Numerical Investigation of Active Flow Control on Laminar Forced Convection over a Backward Facing Step Surrounded by Multiple Jets

Abstract

Laminar, transient forced convection problem over a 2D backward facing step (BFS) at an inlet Reynolds number (Re) of 400 is investigated numerically using OpenFOAM. To increase the Nusselt number (Nu) along the bottom wall, active flow control is applied by zero-net-mass-flux (ZNMF) combinations of suction and injection through three thin slits which are placed on the top, step and the bottom walls in the vicinity of the BFS. The combinations of each jet velocity is determined by jet to inlet mean velocity ratios which are limited to integer numbers between -2 and 2 and satisfying ZNMF condition where negative and positive values indicate suction and injection, respectively. All 19 cases which satisfy these rules are investigated. Average Nusselt number, friction coefficient and recirculation zone lengths are calculated along the bottom wall from time averaged flow fields. Among 19 cases with each having different jet configuration, some cases converged to steady state solution while others indicated temporal effects and converged to periodic solutions. To understand these transient effects, velocity oscillation magnitude and Strouhal number which are monitored at a selected critical point are evaluated.
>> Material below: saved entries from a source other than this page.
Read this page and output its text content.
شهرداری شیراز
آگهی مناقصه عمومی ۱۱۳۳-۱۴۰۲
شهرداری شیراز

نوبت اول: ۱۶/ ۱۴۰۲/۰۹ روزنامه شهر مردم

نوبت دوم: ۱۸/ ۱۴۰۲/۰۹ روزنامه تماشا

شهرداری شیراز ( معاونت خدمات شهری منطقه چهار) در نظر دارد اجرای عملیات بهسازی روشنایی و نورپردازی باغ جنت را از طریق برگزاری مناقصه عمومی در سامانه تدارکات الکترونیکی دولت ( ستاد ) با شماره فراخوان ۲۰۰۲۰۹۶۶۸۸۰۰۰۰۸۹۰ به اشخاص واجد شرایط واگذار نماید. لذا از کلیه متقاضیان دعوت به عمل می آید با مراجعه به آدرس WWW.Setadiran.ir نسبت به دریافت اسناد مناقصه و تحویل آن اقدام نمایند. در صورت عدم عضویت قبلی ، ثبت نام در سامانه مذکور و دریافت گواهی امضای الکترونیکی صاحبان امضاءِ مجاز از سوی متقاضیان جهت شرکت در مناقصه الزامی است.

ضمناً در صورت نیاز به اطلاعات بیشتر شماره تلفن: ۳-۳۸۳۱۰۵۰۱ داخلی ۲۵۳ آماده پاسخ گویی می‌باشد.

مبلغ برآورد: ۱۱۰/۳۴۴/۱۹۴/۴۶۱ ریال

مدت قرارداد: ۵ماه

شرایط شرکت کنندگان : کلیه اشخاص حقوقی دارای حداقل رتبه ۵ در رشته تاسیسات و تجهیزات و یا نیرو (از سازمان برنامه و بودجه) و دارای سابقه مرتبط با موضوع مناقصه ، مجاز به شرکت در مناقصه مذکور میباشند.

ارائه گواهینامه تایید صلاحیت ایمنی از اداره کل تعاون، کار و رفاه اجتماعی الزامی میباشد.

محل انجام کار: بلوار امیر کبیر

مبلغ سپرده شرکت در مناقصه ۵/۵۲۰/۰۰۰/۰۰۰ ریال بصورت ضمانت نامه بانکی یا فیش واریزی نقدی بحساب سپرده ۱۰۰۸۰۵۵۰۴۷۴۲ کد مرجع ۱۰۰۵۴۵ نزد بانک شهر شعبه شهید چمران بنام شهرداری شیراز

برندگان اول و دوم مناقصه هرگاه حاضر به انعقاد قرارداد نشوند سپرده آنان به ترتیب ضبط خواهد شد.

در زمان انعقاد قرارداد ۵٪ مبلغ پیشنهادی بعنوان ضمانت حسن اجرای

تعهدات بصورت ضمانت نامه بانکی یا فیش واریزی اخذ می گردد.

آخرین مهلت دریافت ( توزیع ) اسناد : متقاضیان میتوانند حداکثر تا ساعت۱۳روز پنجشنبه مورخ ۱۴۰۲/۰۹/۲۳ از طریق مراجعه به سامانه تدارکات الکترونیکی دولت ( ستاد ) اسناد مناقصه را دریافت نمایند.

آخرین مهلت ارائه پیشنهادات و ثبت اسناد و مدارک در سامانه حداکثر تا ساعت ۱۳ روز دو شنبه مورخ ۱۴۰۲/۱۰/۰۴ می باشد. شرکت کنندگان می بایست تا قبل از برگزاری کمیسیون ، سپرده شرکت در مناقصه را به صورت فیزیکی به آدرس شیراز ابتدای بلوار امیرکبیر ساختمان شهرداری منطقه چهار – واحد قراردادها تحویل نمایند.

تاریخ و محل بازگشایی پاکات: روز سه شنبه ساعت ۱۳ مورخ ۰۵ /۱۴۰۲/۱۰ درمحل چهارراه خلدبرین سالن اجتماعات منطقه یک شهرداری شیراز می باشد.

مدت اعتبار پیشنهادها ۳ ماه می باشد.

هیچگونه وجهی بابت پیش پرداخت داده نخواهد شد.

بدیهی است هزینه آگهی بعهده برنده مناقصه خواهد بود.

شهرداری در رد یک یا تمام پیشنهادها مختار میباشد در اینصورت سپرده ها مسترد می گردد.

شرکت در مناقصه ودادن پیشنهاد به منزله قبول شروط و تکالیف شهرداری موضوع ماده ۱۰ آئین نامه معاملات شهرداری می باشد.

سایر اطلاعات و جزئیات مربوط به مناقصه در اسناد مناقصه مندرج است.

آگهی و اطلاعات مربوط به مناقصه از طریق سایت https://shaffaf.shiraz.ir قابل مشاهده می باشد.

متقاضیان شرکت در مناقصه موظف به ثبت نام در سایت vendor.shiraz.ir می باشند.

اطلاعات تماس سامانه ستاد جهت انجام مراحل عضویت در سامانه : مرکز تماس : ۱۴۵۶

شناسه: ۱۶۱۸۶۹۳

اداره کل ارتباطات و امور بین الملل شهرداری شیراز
It is shown that temporal interaction of chosen active flow control methodology has significant effect on enhancing mixing which results in an increase of Nusselt number. Among all cases, the best case concerning thermal improvement has an increase of 78.5% in Nu number while the best aerodynamic improvement is achieved for another case with a decrease of 81% in total recirculation zone length compared to the reference case where no control is applied.